Nora and Myrna were facing each other and one of Nora’s feet rested on Myrna’s bare knees. My friend was painting my mother’s toenails.

“What the hell is going on here?” I asked and they both looked up at me.

The nail polish was pearly peach.

“Myrna’s helping me get ready for the party,” Nora said.

She and Mr. Jones were going to a party at the Castles’ place, Quint’s parents’ place. They lived in a huge house by the river.

I turned around and went inside the house. I felt sick to my stomach. As I hurled up my Red Top cheeseburger into the toilet I could hear the sounds of giggling wafting up from the backyard, through the bathroom window.

Myrna also developed an interest in Pete as time went by and he was no longer a kid. She asked me about him all the time.

He was handsome in a pale poetic way, smart in school, and good at sports. Not football, he was too slight for that, but he played on the basketball team and with his agility he beat the high school’s all-time record for leaping hurdles.

And Pete had a way with words. None of them were ever directed my way, but whenever an occasion called for a poem, the high school principal, Mr. Longbottom, would ask Pete to write a haiku. Here’s an example:

pigskin champs
lead the parade
autumn rains down

That was when the Norwood Broncs won the football championship. Pete’s haiku were often related to sports, as that was what was most often celebrated at our school.

I don’t know if they were any good; I’ve never been a studier of poetry. It was just amazing to me that he did it. I saved them, the ones I knew about, the ones I liked. They seemed to me like they came from a good part of Pete, maybe the best part.

Here’s another one:

pageantry in snow
players are the figures
in a dream

That was after some kids from the school enacted the nativity scene at an outdoor Christmas festival.

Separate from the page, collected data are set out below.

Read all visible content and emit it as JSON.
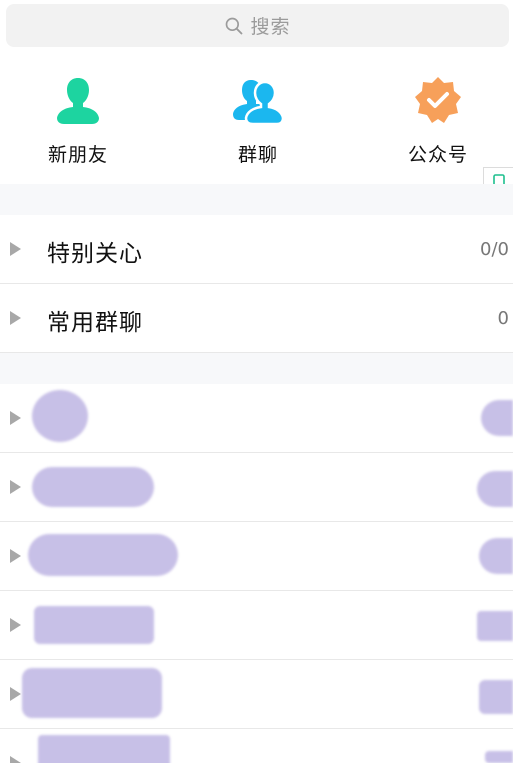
{
  "search": {
    "placeholder": "搜索",
    "icon": "search-icon"
  },
  "quick_actions": [
    {
      "label": "新朋友",
      "icon": "new-friend-icon",
      "color": "#1dd4a0"
    },
    {
      "label": "群聊",
      "icon": "group-chat-icon",
      "color": "#1bb7ef"
    },
    {
      "label": "公众号",
      "icon": "official-account-icon",
      "color": "#f7a05a"
    }
  ],
  "groups": [
    {
      "name": "特别关心",
      "count": "0/0"
    },
    {
      "name": "常用群聊",
      "count": "0"
    }
  ],
  "colors": {
    "background": "#ffffff",
    "section_gap": "#f7f8fa",
    "search_bg": "#f2f2f2",
    "arrow": "#a8a8a8",
    "blur_blob": "#c5bde6"
  }
}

Mr. Longbottom hung Pete’s haiku up on the bulletin board next to photos of the occasions that they described. He had the art teacher, Miss Kirby, write them out in fancy lettering.

I developed a renewed interest in being friends with Pete. It was the haiku, I think, that sucked me in. I made a few tentative gestures. I asked him some questions, which I hadn’t done for years, about his poems, about his hurdles, about his clothes.

“You seem to prefer wearing your shirts tucked in,” I said cheerily.

That one was more a comment than a question.

I left long spaces of time between my efforts, not wanting to cause a disruption. But I never got an answer.

When I baked a blueberry pie I took him a piece on a plate and placed it next to him on the front steps. Later, when he was gone, I picked it up and offered it to a neighbour kid who was riding by on his trike. I sat with him while he ate it, watched his face and hands turn blue. Then I fetched a damp washcloth and we cleaned him up before he pedalled off home.